V. S. Naipaul

A Bend in the River
  • A Bend in the River

  • Post-colonial Africa is dissected with pitiless lucidity in this disturbing novel about an outsider, the young Indian trader, Salim, who has moved from the coastal settlement where he grew up to an unnamed country in the African interior (largely based on the Democratic Republic of Congo), settling on that very bend in the river where Conrad had set his Heart of Darkness some seventy years before. Salim enters a ghost town, once a flourishing European outpost, which is fast returning to the bush. A new dictator 'the Big Man' is about to impose his regime with the assistance of Raymond, 'The Big Man's White Man', whose humanitarian concerns have won him international acclaim, but whose plans for the country's future are arrogant and delusional. Salim becomes obsessed by Raymond's wife, Yvette, and begins and affair with her. Personal and political tragedy follow, civil war returns, and Salim, contemplating the disastrous course of his life since leaving home, speaks for the powerlessness of ordinary people everywhere in the face of historical upheaval: 'I couldn't protect anyone [and] no one could protect me... we could only in various ways hide from the truth... One tide of history has brought us here ... Another tide of history was coming to wash us away.'.

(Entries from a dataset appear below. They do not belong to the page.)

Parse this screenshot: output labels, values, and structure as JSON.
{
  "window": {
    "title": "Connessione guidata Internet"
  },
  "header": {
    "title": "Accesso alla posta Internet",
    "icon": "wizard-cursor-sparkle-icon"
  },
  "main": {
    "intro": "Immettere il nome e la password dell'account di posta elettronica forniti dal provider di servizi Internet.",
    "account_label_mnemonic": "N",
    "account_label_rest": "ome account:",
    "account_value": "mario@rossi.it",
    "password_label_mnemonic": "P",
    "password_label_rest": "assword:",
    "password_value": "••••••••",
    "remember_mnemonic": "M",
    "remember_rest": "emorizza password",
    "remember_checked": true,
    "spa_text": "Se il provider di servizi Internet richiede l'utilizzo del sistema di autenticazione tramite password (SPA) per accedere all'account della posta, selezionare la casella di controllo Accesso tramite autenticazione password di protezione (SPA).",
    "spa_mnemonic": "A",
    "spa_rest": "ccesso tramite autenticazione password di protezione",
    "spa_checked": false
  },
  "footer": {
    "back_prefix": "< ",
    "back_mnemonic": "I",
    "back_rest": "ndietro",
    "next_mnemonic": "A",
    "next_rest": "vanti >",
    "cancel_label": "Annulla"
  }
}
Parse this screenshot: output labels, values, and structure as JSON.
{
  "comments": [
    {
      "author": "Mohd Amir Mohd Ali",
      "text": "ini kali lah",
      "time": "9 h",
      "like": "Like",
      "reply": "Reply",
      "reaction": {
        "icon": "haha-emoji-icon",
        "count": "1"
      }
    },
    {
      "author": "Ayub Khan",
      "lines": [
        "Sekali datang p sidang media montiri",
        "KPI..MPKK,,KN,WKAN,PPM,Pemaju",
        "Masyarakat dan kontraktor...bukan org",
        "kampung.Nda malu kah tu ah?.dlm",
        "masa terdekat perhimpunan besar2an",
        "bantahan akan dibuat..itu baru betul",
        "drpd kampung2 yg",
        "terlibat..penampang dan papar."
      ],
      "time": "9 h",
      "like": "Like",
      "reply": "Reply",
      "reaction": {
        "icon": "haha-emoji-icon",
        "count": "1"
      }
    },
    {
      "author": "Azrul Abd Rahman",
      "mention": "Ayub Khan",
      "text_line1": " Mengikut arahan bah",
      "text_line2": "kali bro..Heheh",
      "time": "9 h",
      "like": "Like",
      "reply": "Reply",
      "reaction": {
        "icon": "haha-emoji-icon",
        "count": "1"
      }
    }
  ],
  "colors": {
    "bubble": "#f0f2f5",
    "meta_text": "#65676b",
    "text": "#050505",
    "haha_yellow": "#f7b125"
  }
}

Novelist and travel writer V. S. Naipaul was born in Trinidad in 1932. He studied at Oxford University, after graduation moving to London to work for the BBC. His novels include A House for Mr Biswas (also in Everyman's Library), The Enigma of Arrival and In a Free State, which won the Booker Prize. His works of non-fiction include Among the Believers, Beyond Belief and The Masque of Africa. In 1990 Naipaul received a knighthood and in 2001 he was awarded the Nobel Prize in Literature. He died in 2018.